While nothing on this record is easy to listen to, there are some insights to be learned from its fractures. Model Home scatters Mantronix-style hi-hats and piercing sounds, keys that function much like tambourines and shakers on a spiritual jazz record; they are there to announce the excitement that musical improvisation can inspire. (It’s not for nothing that NappyNappa begins “Crux of Et All” by ordering, “Shout for joy.”) “3D Printed Quinoa” is easily the most abrasive track on the album: NappyNappa’s voice is constantly modulated up and down, and Cain overlays a heavy, mosquito-like synth buzz. Even when the telltale vibrations of a deep sub-bass surface towards the end, the movement it invokes feels organic. By pricking you with what hurts, Model Home calls for concentration, hardening your ears but not so much that you disconnect before things click.

While they flirted with dance music to songs like One year“Damn Disco 99” and their remix album with Pure Rave, the overt kinetics displayed here is a recent development. On “Body Power,” NappyNappa is in toaster mode, moving the crowd with their words and voice simultaneously. Over a dizzying twinkle of piano and bass drums, he cries out on the potential of the body as a vector of liberation.
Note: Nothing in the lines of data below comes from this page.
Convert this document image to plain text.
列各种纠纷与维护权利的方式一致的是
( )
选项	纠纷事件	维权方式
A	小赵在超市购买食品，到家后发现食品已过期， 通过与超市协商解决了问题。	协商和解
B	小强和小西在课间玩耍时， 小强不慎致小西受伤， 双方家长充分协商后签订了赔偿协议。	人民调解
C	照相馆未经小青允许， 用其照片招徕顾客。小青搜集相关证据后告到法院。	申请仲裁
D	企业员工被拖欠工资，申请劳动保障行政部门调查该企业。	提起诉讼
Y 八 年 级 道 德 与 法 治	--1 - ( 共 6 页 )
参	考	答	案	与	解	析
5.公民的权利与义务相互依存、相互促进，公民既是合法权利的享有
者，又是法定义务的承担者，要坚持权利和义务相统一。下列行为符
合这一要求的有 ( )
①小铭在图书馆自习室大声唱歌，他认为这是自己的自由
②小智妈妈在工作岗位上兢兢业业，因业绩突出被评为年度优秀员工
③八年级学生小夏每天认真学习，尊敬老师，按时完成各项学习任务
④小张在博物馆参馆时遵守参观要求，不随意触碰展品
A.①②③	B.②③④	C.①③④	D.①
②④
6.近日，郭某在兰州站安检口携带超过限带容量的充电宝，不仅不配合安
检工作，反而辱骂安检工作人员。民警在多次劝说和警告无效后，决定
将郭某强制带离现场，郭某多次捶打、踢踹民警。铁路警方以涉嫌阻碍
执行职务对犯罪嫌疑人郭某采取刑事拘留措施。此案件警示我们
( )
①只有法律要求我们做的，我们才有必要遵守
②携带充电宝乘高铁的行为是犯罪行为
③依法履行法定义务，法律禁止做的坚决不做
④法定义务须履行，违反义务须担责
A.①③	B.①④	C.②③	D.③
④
He is finally joined by other voices, who cry out in unison, “More power in your body.” The phrase may seem simple, but Model Home digs through the trash collected from the phrase and finds something – old or new – that produces an intense reaction. Their songs aim to awaken the senses blunted by overexposure, and their refusal to satisfy immediately can seem exhausting. Yet there is a purity in their provocation; by putting your senses to the test, both feet in e infinity generates new pathways for hearing and movement.